Background Tumor-infiltrating immune cells play an important role against cancer and are critical to controlling tumor growth and spread. Immunotherapy drugs such as immune checkpoint inhibitors, despite inducing long-term responses in many cancer types, remain ineffective for a majority of patients. A better understanding of the tumor microenvironment (TME), and the characterization of populations of immune cells, their activation status, spatial distribution, and relationship, along with cytokine signaling, may help to better stratify patients and explain mechanisms of resistance to immunotherapy.
Veracyte’s Brightplex® is a chromogenic multiplex immunohistochemistry (IHC) technology that leverages digital pathology enhanced by artificial intelligence. It allows the detection of up to eight biomarkers on a single FFPE slide to identify cellular subpopulations. However, to characterize the exact role of an immune cell it is often necessary to determine if it expresses soluble proteins which cannot be detected by IHC, such as cytokines or activation factors. In that case, the detection of the corresponding RNA transcripts by in situ hybridization (ISH) can be used as a substitute for protein detection.

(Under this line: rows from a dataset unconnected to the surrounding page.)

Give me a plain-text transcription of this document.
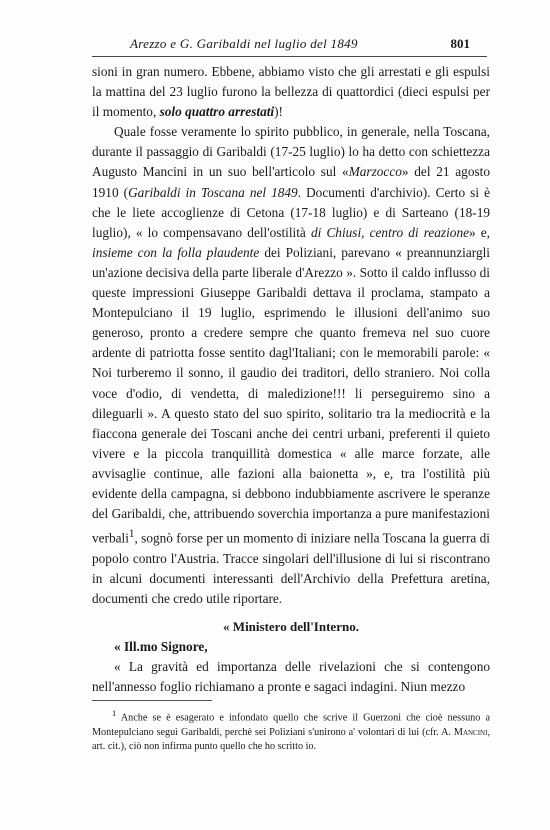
Arezzo e G. Garibaldi nel luglio del 1849	801

sioni in gran numero. Ebbene, abbiamo visto che gli arrestati e gli espulsi la mattina del 23 luglio furono la bellezza di quattordici (dieci espulsi per il momento, solo quattro arrestati)!

Quale fosse veramente lo spirito pubblico, in generale, nella Toscana, durante il passaggio di Garibaldi (17-25 luglio) lo ha detto con schiettezza Augusto Mancini in un suo bell'articolo sul «Marzocco» del 21 agosto 1910 (Garibaldi in Toscana nel 1849. Documenti d'archivio). Certo si è che le liete accoglienze di Cetona (17-18 luglio) e di Sarteano (18-19 luglio), « lo compensavano dell'ostilità di Chiusi, centro di reazione» e, insieme con la folla plaudente dei Poliziani, parevano « preannunziargli un'azione decisiva della parte liberale d'Arezzo ». Sotto il caldo influsso di queste impressioni Giuseppe Garibaldi dettava il proclama, stampato a Montepulciano il 19 luglio, esprimendo le illusioni dell'animo suo generoso, pronto a credere sempre che quanto fremeva nel suo cuore ardente di patriotta fosse sentito dagl'Italiani; con le memorabili parole: « Noi turberemo il sonno, il gaudio dei traditori, dello straniero. Noi colla voce d'odio, di vendetta, di maledizione!!! li perseguiremo sino a dileguarli ». A questo stato del suo spirito, solitario tra la mediocrità e la fiaccona generale dei Toscani anche dei centri urbani, preferenti il quieto vivere e la piccola tranquillità domestica « alle marce forzate, alle avvisaglie continue, alle fazioni alla baionetta », e, tra l'ostilità più evidente della campagna, si debbono indubbiamente ascrivere le speranze del Garibaldi, che, attribuendo soverchia importanza a pure manifestazioni verbali$^1$, sognò forse per un momento di iniziare nella Toscana la guerra di popolo contro l'Austria. Tracce singolari dell'illusione di lui si riscontrano in alcuni documenti interessanti dell'Archivio della Prefettura aretina, documenti che credo utile riportare.

« Ministero dell'Interno.

« Ill.mo Signore,

« La gravità ed importanza delle rivelazioni che si contengono nell'annesso foglio richiamano a pronte e sagaci indagini. Niun mezzo

$^1$ Anche se è esagerato e infondato quello che scrive il Guerzoni che cioè nessuno a Montepulciano seguì Garibaldi, perchè sei Poliziani s'unirono a' volontari di lui (cfr. A. Mancini, art. cit.), ciò non infirma punto quello che ho scritto io.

Methods Here, we propose a multiplex technology automated on the Leica Bond RX platform which combines ISH and IHC staining on a single FFPE tissue section. In brief, that tissue section is sequentially stained to detect biomarkers of interest either with antibodies for proteins or nucleic probes for transcripts. Each round of staining is followed by the digitization of the slide. Whole slide images are fused to create a virtual multi-channel image where biomarkers are detected by digital pathology and combined to identify immune cell populations. The spatial distribution and cell-to-cell interactions within a slide or between multiple adjacent slides are assessed by combining multiplex ISH/IHC panels.
Results This technology allowed us to quantify different sub-populations of tumor-infiltrating-lymphocytes (activated, cytotoxic and exhausted), interferon-γ producing cells, and tumor-associated-macrophages expressing the chemokine CXCL9. We investigated the spatial distribution of these immune cells within the TME. We also assessed the cell-to-cell proximity between these populations to assess their interactions.
Conclusions Integrated into an Immunogram, an analytics platform that integrates multi-omics datasets from Veracyte Biopharma Atlas, this new tool could be a powerful solution to decipher the tumor landscape and predict response to immunotherapy and patient outcome.